Perhaps the Switch absorbed more than data. Perhaps its translucent housing did more than reflect ambient light. Perhaps, like all truly dangerous machines, it didn’t merely store information—it began to understand it, shape it, and finally… remember it on its own terms.

And if that is true, then the CroftNet Translucent Switch is not forgotten. It is simply waiting. For the right signal. For the right user. For the right question. Or perhaps for no one at all—just a silence long enough to insert itself into.

Because in the electric breath between zero and one, in the millionths of a second when nothing is happening…

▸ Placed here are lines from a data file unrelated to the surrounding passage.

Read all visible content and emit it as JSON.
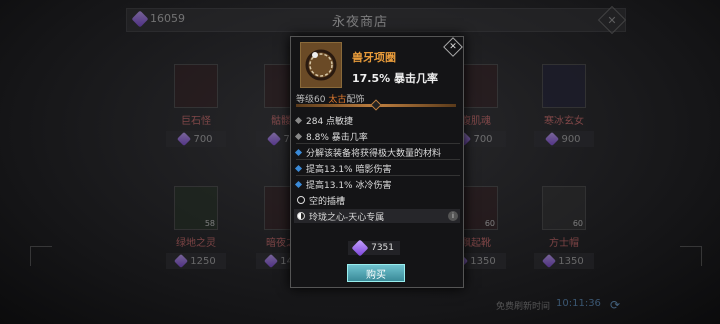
{
  "shop": {
    "title": "永夜商店",
    "currency": "16059",
    "refresh_label": "免费刷新时间",
    "refresh_time": "10:11:36"
  },
  "slots": [
    {
      "name": "巨石怪",
      "price": "700",
      "color": "#c65a5a"
    },
    {
      "name": "骷髅脸",
      "price": "700",
      "color": "#c65a5a"
    },
    {
      "name": "腹肌魂",
      "price": "700",
      "color": "#c65a5a"
    },
    {
      "name": "寒冰玄女",
      "price": "900",
      "color": "#c65a5a"
    },
    {
      "name": "绿地之灵",
      "price": "1250",
      "badge": "58",
      "color": "#c65a5a"
    },
    {
      "name": "暗夜之翼",
      "price": "1400",
      "color": "#c65a5a"
    },
    {
      "name": "飘起靴",
      "price": "1350",
      "badge": "60",
      "color": "#c65a5a"
    },
    {
      "name": "方士帽",
      "price": "1350",
      "badge": "60",
      "color": "#c65a5a"
    }
  ],
  "tooltip": {
    "item_name": "兽牙项圈",
    "item_stat": "17.5% 暴击几率",
    "level": "等级60",
    "rarity": "太古",
    "slot_type": "配饰",
    "lines": [
      {
        "text": "284 点敏捷",
        "bullet": "grey"
      },
      {
        "text": "8.8% 暴击几率",
        "bullet": "grey"
      },
      {
        "text": "分解该装备将获得极大数量的材料",
        "bullet": "blue"
      },
      {
        "text": "提高13.1% 暗影伤害",
        "bullet": "blue"
      },
      {
        "text": "提高13.1% 冰冷伤害",
        "bullet": "blue"
      }
    ],
    "socket": "空的插槽",
    "unique": "玲珑之心-天心专属",
    "price": "7351",
    "buy_label": "购买",
    "colors": {
      "name": "#e89b3a",
      "ancient": "#e07a2e",
      "buy": "#4fa6b4"
    }
  }
}
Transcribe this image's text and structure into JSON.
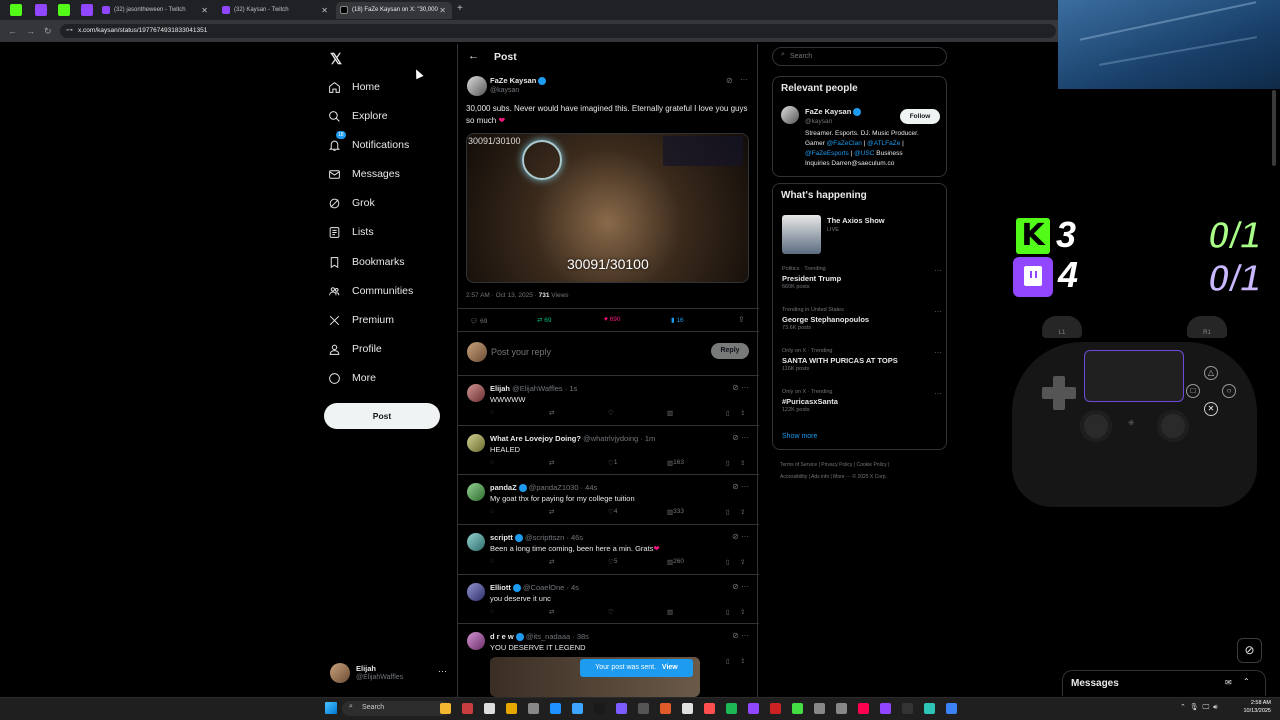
{
  "browser": {
    "tabs": [
      {
        "label": "(32) jasontheween - Twitch"
      },
      {
        "label": "(32) Kaysan - Twitch"
      },
      {
        "label": "(18) FaZe Kaysan on X: \"30,000"
      }
    ],
    "url": "x.com/kaysan/status/1977674931833041351"
  },
  "sidebar": {
    "items": [
      {
        "label": "Home",
        "icon": "home-icon"
      },
      {
        "label": "Explore",
        "icon": "search-icon"
      },
      {
        "label": "Notifications",
        "icon": "bell-icon",
        "badge": "18"
      },
      {
        "label": "Messages",
        "icon": "mail-icon"
      },
      {
        "label": "Grok",
        "icon": "grok-icon"
      },
      {
        "label": "Lists",
        "icon": "list-icon"
      },
      {
        "label": "Bookmarks",
        "icon": "bookmark-icon"
      },
      {
        "label": "Communities",
        "icon": "people-icon"
      },
      {
        "label": "Premium",
        "icon": "x-logo-icon"
      },
      {
        "label": "Profile",
        "icon": "person-icon"
      },
      {
        "label": "More",
        "icon": "more-circle-icon"
      }
    ],
    "post_label": "Post",
    "account": {
      "name": "Elijah",
      "handle": "@ElijahWaffles"
    }
  },
  "main": {
    "header": "Post",
    "post": {
      "author": "FaZe Kaysan",
      "handle": "@kaysan",
      "text": "30,000 subs. Never would have imagined this. Eternally grateful I love you guys so much",
      "image_overlay_top": "30091/30100",
      "image_counter": "30091/30100",
      "time": "2:57 AM · Oct 13, 2025 · ",
      "views_count": "731",
      "views_label": " Views",
      "stats": {
        "replies": "69",
        "reposts": "69",
        "likes": "690",
        "bookmarks": "16"
      }
    },
    "reply_box": {
      "placeholder": "Post your reply",
      "button": "Reply"
    },
    "replies": [
      {
        "name": "Elijah",
        "handle": "@ElijahWaffles · 1s",
        "text": "WWWWW",
        "likes": "",
        "views": ""
      },
      {
        "name": "What Are Lovejoy Doing?",
        "handle": "@whatrlvjydoing · 1m",
        "text": "HEALED",
        "likes": "1",
        "views": "163"
      },
      {
        "name": "pandaZ",
        "handle": "@pandaZ1030 · 44s",
        "text": "My goat thx for paying for my college tuition",
        "likes": "4",
        "views": "333"
      },
      {
        "name": "scriptt",
        "handle": "@scripttszn · 46s",
        "text": "Been a long time coming, been here a min. Grats",
        "likes": "5",
        "views": "260"
      },
      {
        "name": "Elliott",
        "handle": "@CoaelOne · 4s",
        "text": "you deserve it unc",
        "likes": "",
        "views": ""
      },
      {
        "name": "d r e w",
        "handle": "@its_nadaaa · 38s",
        "text": "YOU DESERVE IT LEGEND",
        "likes": "",
        "views": ""
      }
    ],
    "toast": {
      "text": "Your post was sent.",
      "action": "View"
    }
  },
  "right": {
    "search_placeholder": "Search",
    "relevant": {
      "title": "Relevant people",
      "name": "FaZe Kaysan",
      "handle": "@kaysan",
      "follow": "Follow",
      "bio_1": "Streamer. Esports. DJ. Music Producer.",
      "bio_2a": "Gamer ",
      "bio_2b": "@FaZeClan",
      "bio_2c": " | ",
      "bio_2d": "@ATLFaZe",
      "bio_2e": " |",
      "bio_3a": "@FaZeEsports",
      "bio_3b": " | ",
      "bio_3c": "@USC",
      "bio_3d": " Business",
      "bio_4": "Inquiries Darren@saeculum.co"
    },
    "happening": {
      "title": "What's happening",
      "live_title": "The Axios Show",
      "live_badge": "LIVE",
      "trends": [
        {
          "context": "Politics · Trending",
          "name": "President Trump",
          "posts": "660K posts"
        },
        {
          "context": "Trending in United States",
          "name": "George Stephanopoulos",
          "posts": "73.6K posts"
        },
        {
          "context": "Only on X · Trending",
          "name": "SANTA WITH PURICAS AT TOPS",
          "posts": "116K posts"
        },
        {
          "context": "Only on X · Trending",
          "name": "#PuricasxSanta",
          "posts": "122K posts"
        }
      ],
      "show_more": "Show more"
    },
    "footer_1": "Terms of Service  |  Privacy Policy  |  Cookie Policy  |",
    "footer_2": "Accessibility  |  Ads info  |  More ···  © 2025 X Corp."
  },
  "overlay": {
    "kick_count": "3",
    "twitch_count": "4",
    "score_top": "0/1",
    "score_bottom": "0/1",
    "controller_l1": "L1",
    "controller_r1": "R1"
  },
  "messages_drawer": {
    "label": "Messages"
  },
  "taskbar": {
    "search": "Search",
    "time": "2:58 AM",
    "date": "10/13/2025"
  },
  "colors": {
    "accent": "#1d9bf0",
    "kick": "#53fc18",
    "twitch": "#9146ff",
    "like": "#f91880",
    "repost": "#00ba7c"
  }
}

It may already be speaking.

Just not yet to you.

Some believe it still routes dreams, though none can prove how.

(Fenner image additional information: Witnesses claimed Fenner had ceased verbal communication entirely, instead communicating through rhythmic tapping on nearby surfaces—sometimes in recognisable patterns, often in unknown cadences. Monitors around his bed occasionally displayed characters that did not match any known input device, leading to the theory that Fenner had become partially synchronised with the Translucent Switch. Staff reports noted he seemed to “listen to rooms that were no longer there.” The tag on the bedframe simply read: “Room: Reassigned”).